In recent years an increasing dissatisfaction with methods and thinking in psychology as a science can be observed. The discipline is operating under the tension between the traditional quantitative and the new qualitative methodologies. New approaches emerge in different fields of psychology and education—each of them trying to go beyond limitations of the mainstream. These new approaches, however, tend to be “historically blind” – seemingly novel ideas have actually been common in some period in the history of psychology.

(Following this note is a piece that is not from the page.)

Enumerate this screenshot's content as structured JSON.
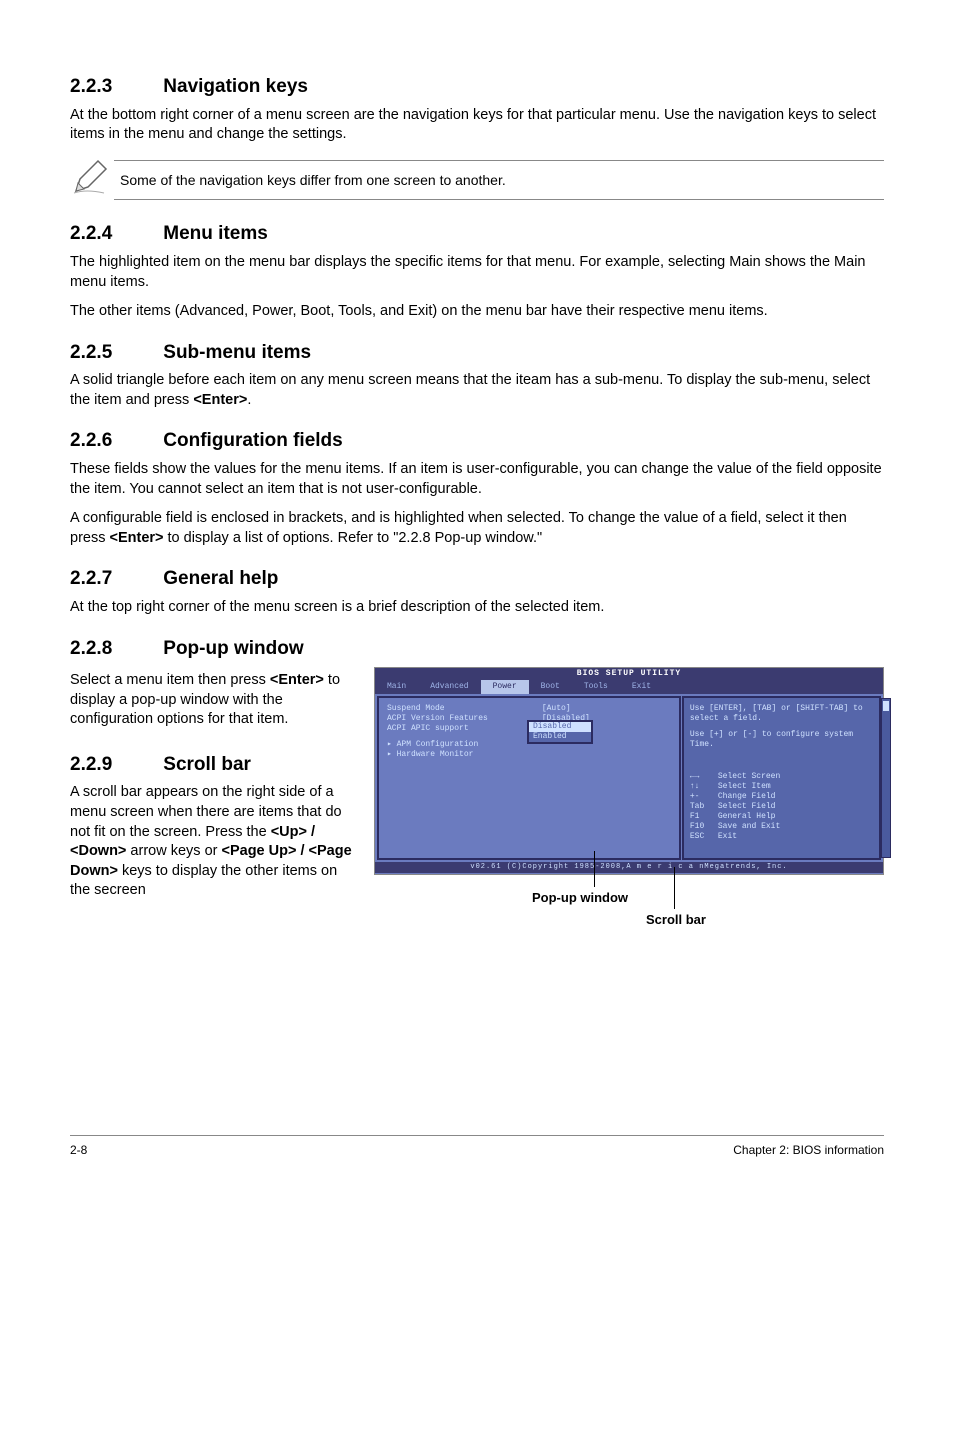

Knowledge of historical trends in that context becomes crucial because analysis of historical changes in psychology is informative regarding the potential of “new/old and forgotten” approaches in the study of psyche. Some approaches in psychology disappeared due to inherent limitations of them; the others disappeared due to purely non-scientific reasons. And some new approaches were rejected long ago for well-justified scientific reasons.

This book brings together contributions from leading scholars in different fields of psychology – cognitive psychology, developmental psychology, cultural psychology, methodology of psychology. Each of the contributors discusses methodological issues that were more thoroughly understood more than half a century ago than they are now. Overall, the contributions support the idea that in important ways 60 years old psychology was far ahead of the most recent trends in mainstream psychology.

CONTENTS
Modern Mainstream Psychology Is the Best? Noncumulative, Historically Blind, Fragmented, Atheoretical, Aaro Toomela. Questions, Patterns, and Explanations, Not Hypothesis Testing, Is the Core of Psychology as of Any Science, Stellan Ohlsson. The Quantity/Quality Interchange: A Blind Spot on the Highway of Science, Joel Michell. Studying the Movement of Thought, Alex Gillespie and Tania Zittoun. Understanding a Personality as a Whole: Transcending the Anglo-American Methods Focus and Continental- European Holism Through a Look at Dynamic Emergence Processes, Tatsuya Sato, Kosuke Wakabayashi, Akinobu Named, Yuko Yasuda and Yoshiyuki Watanabe. Metaphors in Psychological Conceptualization and Explanation, Hans Dooremalen and Denny Borsboom. Remembering Methodology: Experimenting with Bartlett, Brady Wagoner. Reflections on Some Neglected Ideas About Psychological Measurement from the Personalistic Perspective of William Stern (1871–1938), James T. Lamiell. Qualitative Developmental Psychology, Günter Mey. The Role of Observational Methodology and the Application of Film in Early American and European Developmental Psychology, Kurt Kreppner. What Would Be Gustav Theodor Fechner Legacy For Psychology In The 21St Century? Arno Engelmann. Forgotten Methodology: Vygotsky’s Case, Nikolai Veresov. Vygotsky’s Methodological Approach: A Blueprint for the Future of Psychology, Holbrook Mahn. General Conclusion: Have Sixty Years Really Gone Astray? Back to the Future, Aaro Toomela and Jaan Valsiner. Contributors.